CÂMARA
E AGENDA 21 REGIONAL - PARTE I - Capítulo 1 (cont.)
Sílvia
de Castro Bacellar do Carmo
1.3 - Meio-Ambiente
e a Esfera de Representação Institucional - Sociedade Civil
e Estado
1.3.1 -
Visão da sociedade civil
No
ano de 1997 a Secretaria de Estado do Meio-Ambiente realizou um levantamento
dos aspectos ambientais nos municípios do Estado de São Paulo
(SÃO PAULO, 1998) [1].
Dos 645 municípios, somente 450 responderam ao questionário
proposto. Dentre estes, a pesquisa mostrou que somente 24% possuíam
Conselhos Municipais de Meio-Ambiente, com participação da
sociedade civil na gestão ambiental.
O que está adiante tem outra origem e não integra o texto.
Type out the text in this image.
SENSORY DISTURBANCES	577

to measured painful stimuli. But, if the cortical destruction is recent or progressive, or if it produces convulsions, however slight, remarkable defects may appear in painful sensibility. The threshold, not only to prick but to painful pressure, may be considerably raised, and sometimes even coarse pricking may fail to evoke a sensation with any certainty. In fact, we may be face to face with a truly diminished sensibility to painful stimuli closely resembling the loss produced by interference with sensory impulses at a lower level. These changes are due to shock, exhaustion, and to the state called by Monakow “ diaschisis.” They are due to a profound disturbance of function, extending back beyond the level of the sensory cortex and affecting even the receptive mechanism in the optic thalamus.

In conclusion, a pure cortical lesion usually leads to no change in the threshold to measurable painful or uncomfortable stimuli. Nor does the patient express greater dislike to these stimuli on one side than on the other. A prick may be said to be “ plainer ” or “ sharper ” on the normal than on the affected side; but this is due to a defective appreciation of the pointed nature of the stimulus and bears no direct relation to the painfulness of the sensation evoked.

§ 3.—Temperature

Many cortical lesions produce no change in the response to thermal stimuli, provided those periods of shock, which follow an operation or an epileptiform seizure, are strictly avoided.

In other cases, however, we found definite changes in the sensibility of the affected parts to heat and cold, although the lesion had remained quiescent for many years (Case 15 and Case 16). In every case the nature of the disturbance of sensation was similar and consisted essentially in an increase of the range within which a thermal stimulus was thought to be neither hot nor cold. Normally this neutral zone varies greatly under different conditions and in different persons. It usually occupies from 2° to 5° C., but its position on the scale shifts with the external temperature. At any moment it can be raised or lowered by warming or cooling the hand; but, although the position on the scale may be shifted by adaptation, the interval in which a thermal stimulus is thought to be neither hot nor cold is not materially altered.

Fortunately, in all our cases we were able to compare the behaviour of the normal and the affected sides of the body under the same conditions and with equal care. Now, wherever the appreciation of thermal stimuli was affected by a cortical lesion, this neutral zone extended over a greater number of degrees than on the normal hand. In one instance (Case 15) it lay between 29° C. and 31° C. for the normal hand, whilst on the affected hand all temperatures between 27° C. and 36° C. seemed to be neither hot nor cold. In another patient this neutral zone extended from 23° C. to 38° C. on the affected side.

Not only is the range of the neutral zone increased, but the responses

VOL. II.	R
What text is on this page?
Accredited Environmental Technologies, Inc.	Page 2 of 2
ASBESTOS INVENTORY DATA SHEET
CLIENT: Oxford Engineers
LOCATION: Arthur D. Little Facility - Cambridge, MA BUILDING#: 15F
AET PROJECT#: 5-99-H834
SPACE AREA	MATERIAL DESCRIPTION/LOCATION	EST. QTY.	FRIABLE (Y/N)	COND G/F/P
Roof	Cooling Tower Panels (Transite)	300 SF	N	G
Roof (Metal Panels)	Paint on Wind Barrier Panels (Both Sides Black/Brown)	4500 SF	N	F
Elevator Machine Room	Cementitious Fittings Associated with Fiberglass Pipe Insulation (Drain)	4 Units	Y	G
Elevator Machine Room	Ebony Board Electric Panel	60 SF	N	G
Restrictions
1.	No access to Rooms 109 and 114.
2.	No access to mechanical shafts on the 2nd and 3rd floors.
Aproximadamente 6% destes municípios
(29) possuíam Secretarias específicas para o Meio-Ambiente,
e 24% (119 municípios) departamentos ligados a outras Secretarias.
Quanto à
relação dos problemas ambientais urbanos encontrados em cada
município, o questionário demonstrou que 74% sofriam com
a poluição das águas e 71% apresentavam problemas
com a coleta e disposição inadequada de resíduos sólidos.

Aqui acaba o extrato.